Auch dass das geplante Laufhaus und die übrigen Bordellbetriebe auf wesentlich weniger Raum als heute konzentriert und von der umgebenden neuen Bebauung förmlich abgeschottet werden sollen, ist für die Polizei keine Lösung. Im Gegenteil: „Eine Sackgassenlösung ist abzulehnen“, heißt es in dem Papier. Eine Abschottung führe in Notfällen zu einer „Fallensituation für Opfer und Einsatzkräfte“. Außerdem böte sich in einem solch isolierten Stück Straße „eine Vielzahl an Möglichkeiten zur Entstehung einer neuen manifesten einschlägigen Subkultur“, was letztlich zu „einer Teilaufgabe des öffentlichen Raumes“ führen könne.

Und nicht zuletzt stehe eine Abschottung in Widerspruch zu einem wichtigen Argument für den Verbleib der Bordelle in der City. Gemeint ist die dort vorgeblich besser mögliche Integration und soziale Kontrolle für die Prostituierten – mit der es laut Polizei im Übrigen auch heute nicht sonderlich weit her ist.

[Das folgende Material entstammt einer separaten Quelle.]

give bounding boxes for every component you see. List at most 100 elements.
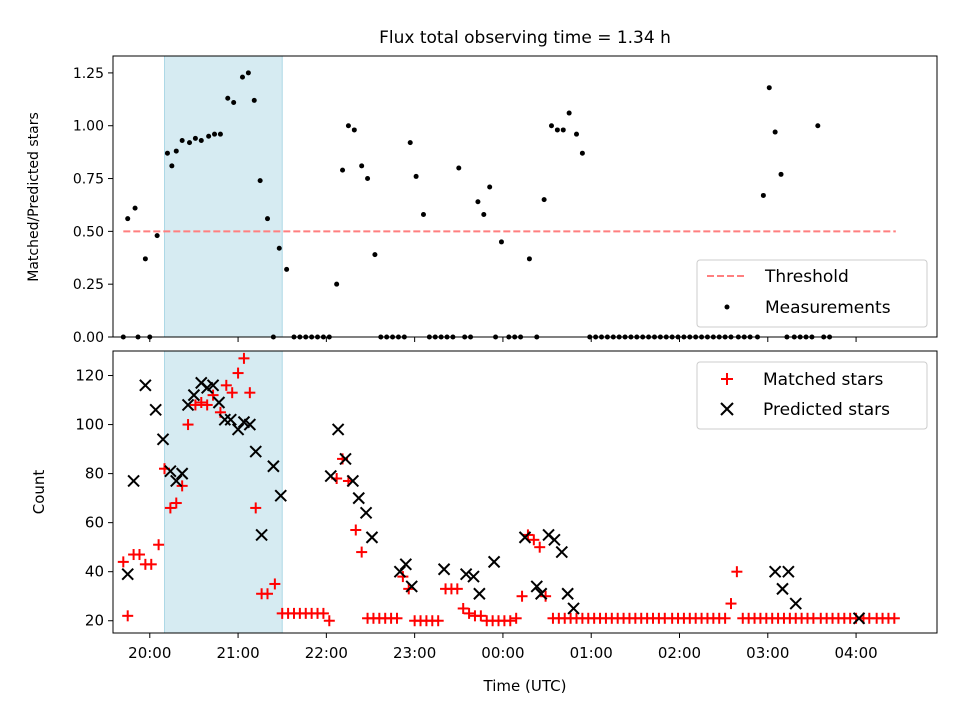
measurement-point xyxy=(560,127,566,133)
predicted-star-stroke xyxy=(249,445,262,458)
measurement-point xyxy=(420,211,426,217)
ratio-legend-box xyxy=(696,259,928,328)
observing-window-shading-bottom xyxy=(164,350,283,634)
matched-star-point xyxy=(463,607,475,619)
x-tick-label: 00:00 xyxy=(481,644,524,662)
measurement-point xyxy=(548,123,554,129)
predicted-star-point xyxy=(331,423,345,436)
predicted-star-stroke xyxy=(365,531,379,544)
predicted-star-stroke xyxy=(164,464,177,478)
predicted-star-point xyxy=(139,379,152,392)
measurement-point xyxy=(574,131,579,137)
predicted-star-point xyxy=(149,403,162,417)
legend-threshold-label: Threshold xyxy=(764,267,849,287)
predicted-star-stroke xyxy=(331,423,345,436)
legend-predicted-swatch xyxy=(720,402,734,416)
predicted-star-point xyxy=(324,469,337,483)
predicted-star-stroke xyxy=(156,433,170,446)
matched-star-point xyxy=(356,546,368,558)
predicted-star-point xyxy=(768,565,782,578)
measurement-point xyxy=(481,211,487,217)
predicted-star-point xyxy=(518,531,532,544)
count-y-tick-label: 120 xyxy=(75,367,104,385)
predicted-star-stroke xyxy=(139,379,152,392)
measurement-point xyxy=(541,197,547,203)
legend-matched-label: Matched stars xyxy=(763,370,883,390)
count-legend-box xyxy=(696,361,928,430)
measurement-point xyxy=(217,131,223,137)
matched-star-point xyxy=(133,549,145,561)
matched-star-point xyxy=(269,578,281,590)
matched-star-point xyxy=(504,615,516,627)
ratio-y-axis-ticks: 0.00 0.25 0.50 0.75 1.00 1.25 xyxy=(73,66,113,346)
legend-predicted-label: Predicted stars xyxy=(763,400,890,420)
matched-star-point xyxy=(117,556,129,568)
matched-star-point xyxy=(122,610,134,622)
predicted-star-point xyxy=(164,464,177,478)
predicted-star-stroke xyxy=(206,379,220,392)
predicted-star-stroke xyxy=(487,555,501,569)
predicted-star-stroke xyxy=(459,567,473,581)
predicted-star-stroke xyxy=(534,587,548,600)
count-y-tick-label: 100 xyxy=(75,416,104,434)
x-tick-label: 22:00 xyxy=(305,644,348,662)
matched-star-point xyxy=(317,607,329,619)
ratio-y-tick-label: 0.75 xyxy=(73,172,104,188)
measurement-point xyxy=(351,127,357,133)
predicted-star-stroke xyxy=(187,388,201,402)
predicted-star-point xyxy=(487,555,501,569)
predicted-star-stroke xyxy=(561,587,574,600)
observing-window-shading xyxy=(164,55,283,338)
predicted-star-stroke xyxy=(405,580,418,593)
matched-star-point xyxy=(238,352,250,364)
x-tick-label: 20:00 xyxy=(128,644,171,662)
matched-star-point xyxy=(201,399,213,411)
predicted-star-stroke xyxy=(218,413,232,426)
measurement-point xyxy=(579,150,585,156)
predicted-star-stroke xyxy=(399,558,413,571)
measurement-point xyxy=(198,138,204,144)
ratio-plot-frame xyxy=(112,55,938,338)
predicted-star-point xyxy=(175,467,189,480)
predicted-star-point xyxy=(467,570,480,583)
measurement-point xyxy=(257,178,263,184)
measurement-point xyxy=(413,173,419,179)
measurement-point xyxy=(340,167,346,173)
count-y-axis-label: Count xyxy=(30,470,48,515)
ratio-y-tick-label: 0.00 xyxy=(73,330,104,346)
predicted-star-stroke xyxy=(237,415,251,429)
predicted-star-point xyxy=(127,474,140,488)
predicted-star-point xyxy=(156,433,170,446)
measurement-point xyxy=(498,239,504,245)
predicted-star-point xyxy=(255,528,268,542)
predicted-star-point xyxy=(405,580,418,593)
predicted-star-stroke xyxy=(170,474,183,488)
measurement-point xyxy=(815,123,821,129)
measurement-point xyxy=(154,233,160,239)
predicted-star-point xyxy=(224,413,237,426)
measurement-point xyxy=(125,216,131,222)
predicted-star-point xyxy=(121,567,134,581)
predicted-star-point xyxy=(249,445,262,458)
measurement-point xyxy=(239,74,245,80)
predicted-star-point xyxy=(789,597,802,610)
ratio-x-axis-ticks xyxy=(149,337,857,342)
predicted-star-stroke xyxy=(274,489,287,502)
predicted-star-point xyxy=(346,474,360,488)
matched-star-point xyxy=(391,612,403,624)
predicted-star-stroke xyxy=(352,491,365,505)
measurement-point xyxy=(206,133,212,139)
measurement-point xyxy=(179,138,185,144)
matched-star-point xyxy=(220,379,232,391)
predicted-star-point xyxy=(231,423,245,436)
predicted-star-point xyxy=(206,379,220,392)
count-plot-frame xyxy=(112,350,938,634)
matched-star-point xyxy=(540,590,552,602)
predicted-star-stroke xyxy=(324,469,337,483)
matched-star-point xyxy=(432,615,444,627)
predicted-star-stroke xyxy=(518,531,532,544)
matched-star-point xyxy=(145,558,157,570)
predicted-star-stroke xyxy=(776,582,789,596)
predicted-stars-points xyxy=(121,376,866,625)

Plädoyer für neuen Standort

Dies sähe an einem Standort außerhalb der City – wie ihn Aachens Oberbürgermeister Marcel Philipp intensiv sucht – anders aus. Dort wäre „die tatsächliche wirksame Unterstützung der Sexarbeiterinnen“ aus polizeilicher Sicht „leistbar und durchführbar“. Dort könnte „eine neue Standortsituation neue, unbelastete Chancen zum räumlichen Aufbau eines Vertrauensschirms der Sozial- und Gesundheitsbehörden sowie weiterer Organisationen bieten“. Und dort wäre auch ein zufälliges Auf-einandertreffen von Tätern und Opfern, wie zum Beispiel Touristen und sonstige Innenstadtbesucher, weitgehend ausgeschlossen.

Außerdem hätte eine solche Auslagerung laut Polizei einen unschätzbaren Vorteil für das Altstadtquartier Büchel. Denn dann komme es dort wohl schnell zu einer „Eindämmung bis hin zur Auflösung aller einschlägigen milieutypischen Problemstellungen“ – was der Aufenthaltsqualität in dem neuen Viertel in bester Innenstadtlage, so prophezeien es die Verfasser, durchaus entgegenkommen dürfte.